Al llegar a Ciudad Trujillo, el 18 de mayo, a bordo del Presidente Trujillo, André Breton anotó un sueño: “De un modo ambicioso que no suele ser mi costumbre, soñé […], en la angustia de una gran exaltación, que yo era Zapata y me preparaba a recibir con mi ejército a Toussaint Louverture”.11 ¿Habrá sido una ambición alentada por la poesía de Aimé Césaire? Durante este nuevo compás de espera, Vlady se iba de paseo con su cuaderno de dibujo. Además, se encargaba de las compras y no dejaba de pasar por el correo por si una carta de Laurette Séjourné hubiese llegado para su padre, a quien además retrató permanentemente ocupado en la escritura del panfleto Hitler contra Stalin y de la novela El caso Tuláyev. Víctor Serge y Vlady se quedaron en casa de unos españoles, pues era mucho más económica que el Gran hotel. Habían logrado renovar sus visas mexicanas, pero la imprescindible escala en Cuba suponía un pago de mil dólares. Llegaron a La Habana cuando comenzó el sitio de Leningrado. Por su parte, el 17 de junio de 1941, la familia Breton desembarcó en Nueva York donde los esperaban Yves Tanguy y Kay Sage. “Depositan sus maletas en el departamento de la West 11th Street y quedan en encontrarse a la 18.00 en el Brevoort, la única terraza de estilo francés en Nueva York, y beben pastís hasta la medianoche.” Víctor Serge y Vlady llegaron en avión a la Ciudad de México desde Cuba el 4 de septiembre de 1941. En la pista del aeródromo los esperaba Julián Gorkin.

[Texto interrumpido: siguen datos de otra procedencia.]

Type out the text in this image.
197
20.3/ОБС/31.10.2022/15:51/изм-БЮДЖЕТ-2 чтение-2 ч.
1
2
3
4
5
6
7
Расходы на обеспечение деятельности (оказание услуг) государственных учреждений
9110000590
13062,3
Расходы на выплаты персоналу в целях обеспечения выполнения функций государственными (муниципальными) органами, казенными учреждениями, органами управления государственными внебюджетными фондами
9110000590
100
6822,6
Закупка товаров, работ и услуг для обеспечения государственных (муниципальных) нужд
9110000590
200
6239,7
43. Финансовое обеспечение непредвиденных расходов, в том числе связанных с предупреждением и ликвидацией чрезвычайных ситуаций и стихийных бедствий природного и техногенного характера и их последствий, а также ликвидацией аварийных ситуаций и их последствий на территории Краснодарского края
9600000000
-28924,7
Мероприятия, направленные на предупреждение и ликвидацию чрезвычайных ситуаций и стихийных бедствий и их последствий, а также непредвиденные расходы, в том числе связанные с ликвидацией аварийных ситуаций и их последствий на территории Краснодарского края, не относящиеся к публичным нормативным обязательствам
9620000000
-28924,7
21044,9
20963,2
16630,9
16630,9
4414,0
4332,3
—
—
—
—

Los destinos de sus compañeros de viaje fueron diversos: Wifredo Lam se quedó en Cuba por falta de una visa para seguir hasta Nueva York, a donde sí desembarcó Claude Lévi-Strauss; Anna Seghers llegó a Veracruz; Germaine Krull siguió hasta Brasil y Jacques Rémy a Buenos Aires. La fortuita hermandad que se forjó en el Capitaine Paul-Lemerle explotó como una granada, dispersando sus esquirlas a miles de kilómetros de distancia. Algunos nunca volvieron a coincidir, otros se reencontraban con la alegría que da el haber sorteado juntos los episodios más sombríos y milagrosos de una vida. Víctor Serge anheló lo que casi nadie cumplió: “hay que dar un testimonio de esos tiempos; el testigo pasa, pero sucede que el testimonio queda y la vida continúa”.12
Imagen de portada: Vlady, dibujos del cuaderno 5 de Marsella, 1940. Todas las imágenes forman parte de la colección INBAL en comodato en el Centro Vlady de la UACM y son cortesía del comodatario.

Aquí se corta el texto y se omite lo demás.